Robot Conducts the Detroit Symphony
The Detroit Symphony Orchestra has played host to some of the biggest names in the conducting world. But Tuesday night, a different kind of celebrity held the baton at Orchestra Hall. This conductor was short both in stature and on words.
ASIMO is not your typical conductor. It's gender neutral, stands at a little over 4 feet tall and has no pulse. It's a humanoid robot that made its conducting debut last night in Detroit.
It walked onto the stage to thunderous applause worthy of Leonard Bernstein.
"Hello, everyone," it said.
"Hello," the audience responded.
Then, ASIMO gracefully walked to the center of the stage, bowed and began leading the orchestra in a performance of "The Impossible Dream" from the musical Man of La Mancha.
ASIMO, which stands for Advanced Step in Innovative Mobility, is a robot designed and built by Honda.

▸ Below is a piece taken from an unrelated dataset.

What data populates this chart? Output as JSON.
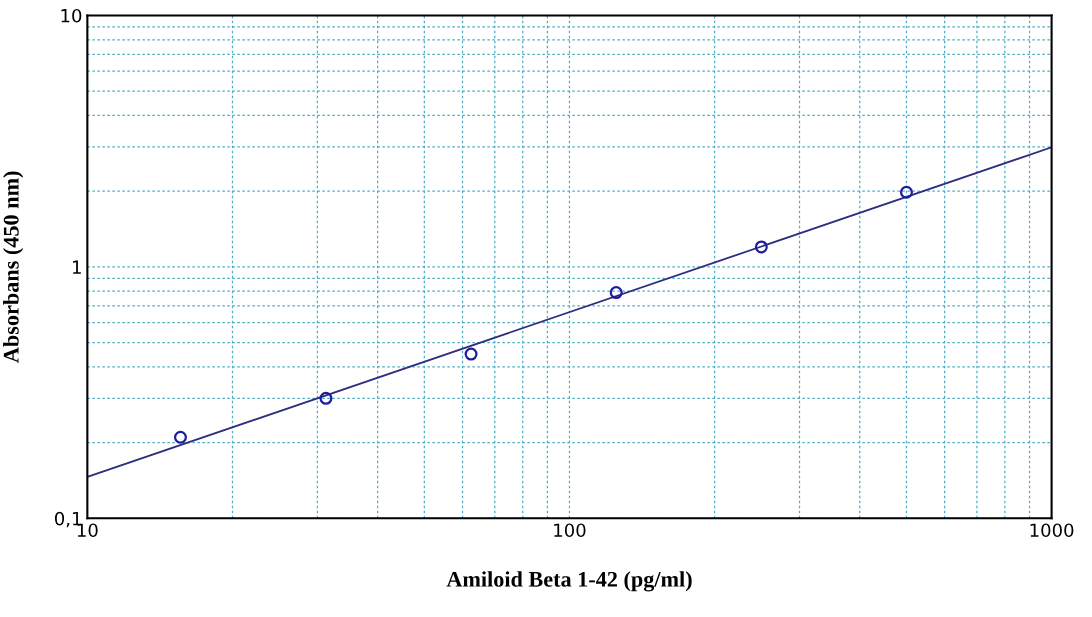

One of its main goals is to get kids interested in math and science. But Tuesday night, ASIMO took a stab at conducting.
How did it do?
David Everson, who plays the French horn, said that while ASIMO's timing was impeccable, like a metronome, something clearly was missing.
"This thing doesn't have any eyes," Everson said. "You can't see its eyes. They can't convey any kind of emotions to you other than ... It's standing up there, it's not moving forward, it's not moving back. It's not making little small gestures or giving anybody any cues."
Leonard Slatkin, the DSO's newly installed music director, echoed Everson's analysis. Slatkin said that a conductor must be able to improvise — a skill ASIMO has yet to master.
"Sometimes you want to take a passage a little bit slower; sometimes it needs to have a darker color; sometimes it should be softer," Slatkin said. "These are all things that a conductor conveys to the orchestra on the spur of the moment."
At intermission, people of all ages were heard talking about and mimicking ASIMO.
"I thought he was going to be more boxy," but his head and fingers were humanlike, said Janey Degnan, who plays in a youth orchestra.
ASIMO's presence in Detroit, while entertaining, was also meant to draw attention to the importance of music education. A champion of the cause shared the stage with the robot last night: Famed cellist Yo-Yo Ma received an award and performed later in the evening.
Although ASIMO seems to be acquiring new skills at an almost inhuman rate, musicians say that Ma's job is safe. Conducting is one thing, they say, but a robot has yet to master an instrument like the cello.
Noah Ovshinsky reports from Detroit Public Radio.